3. A flying squirrel is gliding (no wing flaps) from a tree to the ground at constant velocity. Consider air resistance.







4. A rightward force is applied to a book in order to move it across a desk with a rightward acceleration. Consider frictional forces. Neglect air resistance.







5. A rightward force is applied to a book in order to move it across a desk at constant velocity. Consider frictional forces. Neglect air resistance.







6. A college student rests a backpack upon his shoulder. The pack is suspended motionless by one strap from one shoulder.







7. A skydiver is descending with a constant velocity. Consider air resistance.

8. A force is applied to the right to drag a sled across loosely-packed snow with a rightward acceleration.

9. A football is moving upwards towards its peak after having been booted by the punter.
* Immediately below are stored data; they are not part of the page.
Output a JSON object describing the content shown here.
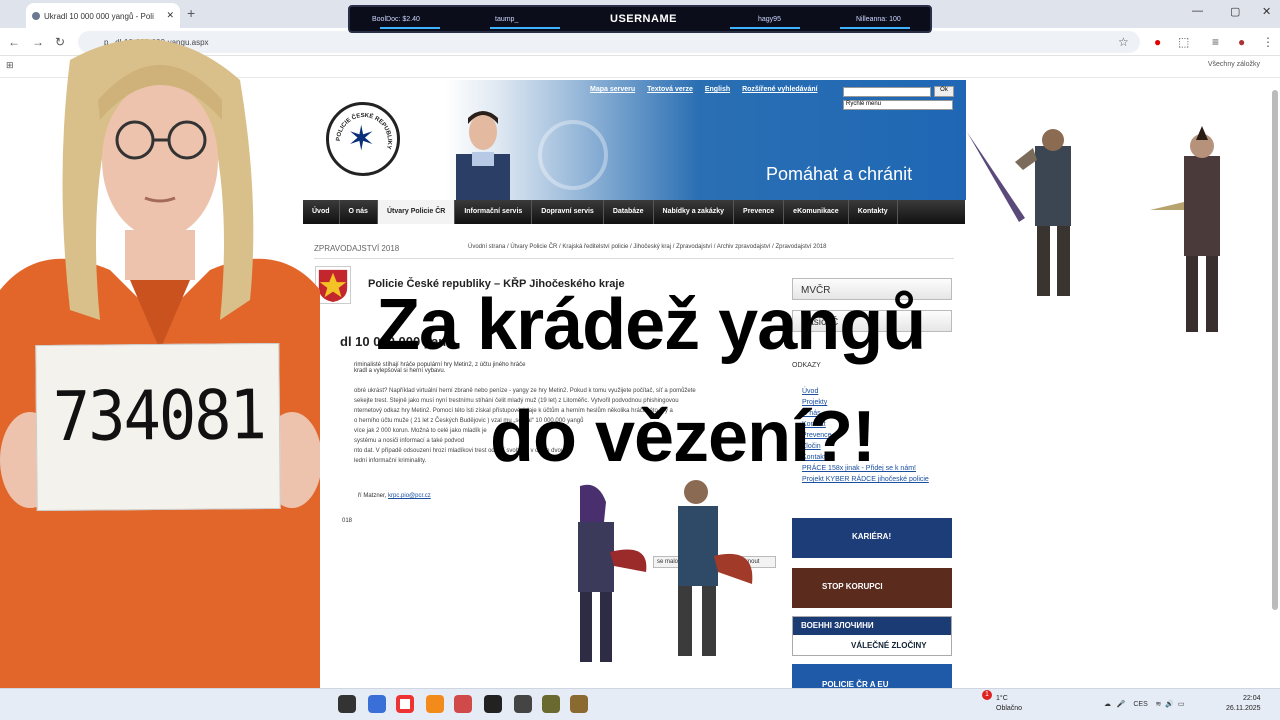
{
  "browser": {
    "tab_title": "Ukradl 10 000 000 yangů - Poli",
    "url": "p...dl-10-000-000-yangu.aspx",
    "bookmarks_all": "Všechny záložky"
  },
  "game_overlay": {
    "left1": "BoolDoc: $2.40",
    "left2": "taump_",
    "username": "USERNAME",
    "right1": "hagy95",
    "right2": "Nilleanna: 100"
  },
  "site": {
    "top_links": [
      "Mapa serveru",
      "Textová verze",
      "English",
      "Rozšířené vyhledávání"
    ],
    "search_button": "Ok",
    "quick_menu": "Rychlé menu",
    "slogan": "Pomáhat a chránit",
    "emblem_text": "POLICIE ČESKÉ REPUBLIKY",
    "menu": [
      "Úvod",
      "O nás",
      "Útvary Policie ČR",
      "Informační servis",
      "Dopravní servis",
      "Databáze",
      "Nabídky a zakázky",
      "Prevence",
      "eKomunikace",
      "Kontakty"
    ],
    "section": "ZPRAVODAJSTVÍ 2018",
    "breadcrumb": "Úvodní strana  /  Útvary Policie ČR  /  Krajská ředitelství policie  /  Jihočeský kraj  /  Zpravodajství  /  Archiv zpravodajství  /  Zpravodajství 2018",
    "org_name": "Policie České republiky – KŘP Jihočeského kraje",
    "article_title": "dl 10 000 000 yan",
    "lead": "riminalisté stíhají hráče populární hry Metin2, z účtu jiného hráče kradl a vylepšoval si herní vybavu.",
    "body": [
      "obré ukrást? Například virtuální herní zbraně nebo peníze - yangy ze hry Metin2. Pokud k tomu využijete počítač, síť a pomůžete",
      "sekejte trest. Stejně jako musí nyní trestnímu stíhání čelit mladý muž (19 let) z Litoměřic. Vytvořil podvodnou phishingovou",
      "nternetový odkaz hry Metin2. Pomocí této lsti získal přístupové údaje k účtům a herním heslům několika hráčů této hry a",
      "o herního účtu muže ( 21 let z Českých Budějovic ) vzal mu „sebral“ 10 000 000 yangů",
      "více jak 2 000 korun. Možná to celé jako mladík je",
      "systému a nosiči informací a také podvod",
      "nto dat. V případě odsouzení hrozí mladíkovi trest odnětí svobody v délce dvou let",
      "lední informační kriminality."
    ],
    "author": "ří Matzner,",
    "author_email": "krpc.pio@pcr.cz",
    "year_short": "018",
    "side_box1": "MVČR",
    "side_box2": "Hasiči Č",
    "links_header": "ODKAZY",
    "links": [
      "Úvod",
      "Projekty",
      "O nás",
      "Kontakt",
      "Prevence",
      "Zločin",
      "Kontakty",
      "PRÁCE 158x jinak - Přidej se k nám!",
      "Projekt KYBER RÁDCE jihočeské policie"
    ],
    "banner_kariera": "KARIÉRA!",
    "banner_korupci": "STOP KORUPCI",
    "banner_zlocin1": "ВОЕННІ ЗЛОЧИНИ",
    "banner_zlocin2": "VÁLEČNÉ ZLOČINY",
    "banner_eu": "POLICIE ČR A EU",
    "btn_print": "se malo",
    "btn_close": "Vytisknout"
  },
  "thumbnail": {
    "sign_number": "734081",
    "headline_line1": "Za krádež yangů",
    "headline_line2": "do vězení?!"
  },
  "taskbar": {
    "weather_temp": "1°C",
    "weather_desc": "Oblačno",
    "lang": "CES",
    "time": "22:04",
    "date": "26.11.2025",
    "badge": "1"
  },
  "colors": {
    "police_blue": "#1f67b5",
    "menu_dark": "#1a1a1a",
    "prison_orange": "#e2662a"
  }
}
Neglect air resistance.

10. A car is coasting to the right and slowing down.

Normal Force

From Newton's Second Law,

the net force on an object that remains at rest is zero.

There must be another force on the object to balance the gravitational force.

For an object is resting on a table,

the table exerts this upward force.

The table is compressed slightly beneath the object, and due to its elasticity, it pushes up on the object .

The force exerted by the table is often called a contact force, since it occurs when two objects are in contact.

When a contact force acts perpendicular to the common surface of contact, it is referred to as the normal force .

A book is at rest on a table top.

F (G) and F( N) must be equal magnitude and in opposite directions.

Weight-the force of Gravity

All objects accelerate towards the earth.
Thus the earth exerts a force on these objects - this is called the force of gravity.

From Newton's Second Law,
an object of mass m falling due to gravity;
for the acceleration, a, we use the downward acceleration due to gravity, g.
The gravitational force on an object, F(G) = F = mg

The direction of this force is down toward the centre of the Earth.

The magnitude of the force of gravity on an object is called the object's weight.

In SI units, g= 9.8 m/s^2 = 9.80 N/kg.